President Joe Biden’s worrisome mental lapses and questions over his fitness for office resurfaced Monday after a concerning incident at a White House Juneteenth celebration.
During a gospel performance on the South Lawn, the 81-year-old president was captured on video frozen in place and staring blankly for around 30 seconds while those around him, including Vice President Kamala Harris, clapped and danced.
The bizarre moment, which saw Biden standing still with arms at his sides without blinking for over half a minute, quickly drew stinging rebuke from critics who have long questioned whether the oldest president in U.S. history remains mentally sharp enough to lead the nation.
“Why isn’t Biden moving?” the Republican National Committee pointedly asked in a social media post sharing the video.
Former President Donald Trump’s campaign simply stated, “Lights are on but no one’s home.”
Why isn't Biden moving? pic.twitter.com/DA78820xcd
— RNC Research (@RNCResearch) June 11, 2024
The incident harkened back to two separate occasions last year when Senate Republican leader Mitch McConnell, who was 81 at the time, froze up on camera before later announcing his retirement from Congress after 2026.
For the White House, the latest high-profile freeze only compounded concerns stemming from a Wall Street Journal report last week detailing concerning mental lapses by Biden in private meetings.
Insiders say Biden frequently loses his train of thought mid-conversation and becomes confused.
The administration has repeatedly pushed back on those reports.
“Congressional Republicans, foreign leaders and nonpartisan national-security experts have made clear in their own words that President Biden is a savvy and effective leader who has a deep record of legislative accomplishment,” White House spokesman Andrew Bates told Fox News. “Now, in 2024, House Republicans are making false claims as a political tactic that flatly contradict previous statements made by themselves and their colleagues.”
Yet questionable moments that raise doubts about Biden’s mental status have become increasingly frequent. Earlier this year, the Department of Justice’s special counsel referred to Biden as an “elderly man with a poor memory” in its report on his mishandling of classified documents.
In May, Biden appeared to confuse the timeline of the COVID-19 pandemic by years, wrongly suggesting it occurred during the Obama administration when he was vice president.
And on several occasions he has referenced former foreign leaders like Germany’s Helmut Kohl and France’s Francois Mitterrand as if they were still alive today, despite their passing decades ago.
In 2022 during a speech, Biden called out for a congresswoman who had died in a car accident a month earlier, asking “Jackie, are you here?” in a disturbing lapse of memory.

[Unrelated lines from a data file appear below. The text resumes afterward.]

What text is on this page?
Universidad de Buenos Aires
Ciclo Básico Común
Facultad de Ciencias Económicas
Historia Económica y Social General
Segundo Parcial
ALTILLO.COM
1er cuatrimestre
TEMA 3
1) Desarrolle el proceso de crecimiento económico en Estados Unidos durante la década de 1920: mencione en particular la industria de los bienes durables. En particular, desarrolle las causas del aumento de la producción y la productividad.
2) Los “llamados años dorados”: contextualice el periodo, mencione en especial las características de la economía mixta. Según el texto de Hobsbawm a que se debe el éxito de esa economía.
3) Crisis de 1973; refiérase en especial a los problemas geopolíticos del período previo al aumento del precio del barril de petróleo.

At 81, Biden is already the oldest president in U.S. history. His age and perceived mental decline have become a central issue as he mounts his re-election bid, with critics alike seizing on every new gaffe or confused statement as further evidence of his incapacity.
If re-elected, Biden would be 86 years old by the end of his second term, an unprecedented age for a sitting president that has stoked widespread uncertainty and debate over imposing age limits or cognitive testing requirements for future presidential candidates.
While the White House insists Biden remains as sharp as ever, the Juneteenth freeze feeds the continued concerns that the president’s mental faculties are not intact and Biden is not up to the monumental tasks of the office.